初めて美術室を訪ねた日、彼は初対面の人間に向ける声で私の名前を尋ねた。息が止まった。顔ぐらいは覚えててほしかったな、と冗談みたいに返したけれど、あれは冗談じゃない。前の日に桜の下で刺されたのと同じ場所を、同じ角度で、もう一度刺されただけだ。
彼が人の顔を分からないのだと知ったのは、そのすぐあとだった。黒く塗り潰された英語の教科書を差し出されて、私が最初に思ったのは、可哀想でも、大変そうでもない。助かった、だった。自分でもひどいと思う。神崎くんは私の顔を見ていない。だから彼が私を見るとき、そこにあるのは成瀬雫ではない。顔で選ばれないということは、顔で捨てられないということだ。私を打ちのめしたはずの欠落が、そのまま私の逃げ場になった。あのときの安堵を、たぶん彼は一生知らないままでいる。
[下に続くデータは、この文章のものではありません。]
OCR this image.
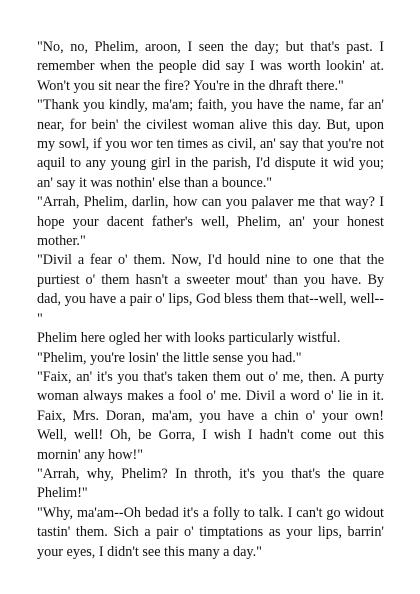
"No, no, Phelim, aroon, I seen the day; but that's past. I remember when the people did say I was worth lookin' at. Won't you sit near the fire? You're in the dhraft there."

"Thank you kindly, ma'am; faith, you have the name, far an' near, for bein' the civilest woman alive this day. But, upon my sowl, if you wor ten times as civil, an' say that you're not aquil to any young girl in the parish, I'd dispute it wid you; an' say it was nothin' else than a bounce."

"Arrah, Phelim, darlin, how can you palaver me that way? I hope your dacent father's well, Phelim, an' your honest mother."

"Divil a fear o' them. Now, I'd hould nine to one that the purtiest o' them hasn't a sweeter mout' than you have. By dad, you have a pair o' lips, God bless them that--well, well--"

Phelim here ogled her with looks particularly wistful.

"Phelim, you're losin' the little sense you had."

"Faix, an' it's you that's taken them out o' me, then. A purty woman always makes a fool o' me. Divil a word o' lie in it. Faix, Mrs. Doran, ma'am, you have a chin o' your own! Well, well! Oh, be Gorra, I wish I hadn't come out this mornin' any how!"

"Arrah, why, Phelim? In throth, it's you that's the quare Phelim!"

"Why, ma'am--Oh bedad it's a folly to talk. I can't go widout tastin' them. Sich a pair o' timptations as your lips, barrin' your eyes, I didn't see this many a day."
窓の外を、見慣れた駅名がひとつずつ流れていく。私が積み上げてきた全部が届かない場所にいるくせに、彼はときどき、私の底のほうにだけ手を伸ばしてくる。どうしてそんなに優しいの。いっそひどく罵ってくれればよかったし、冷たく突き放してくれればよかった。そうすれば私は、諦めることも、嫌いになることもできたはずなのに。
電車がホームへ滑り込む。立ち上がってドアの前に立ったところで、また思い出してしまった。美術室の隅にある、古い傘立てのことだ。歴代の生徒が忘れていった置き傘が押し込まれた、くすんだ塊。その手前に、黒い傘が一本だけ立っている。誰のものかも分からないまま、誰にも捨てられずに、まだそこにある。
あれのことは、今日は考えないでおく。考え始めたら私は、自分がどこから始まったのかを、順番に思い出さなければならなくなる。
マスクの位置を直して、私はホームへ降りた。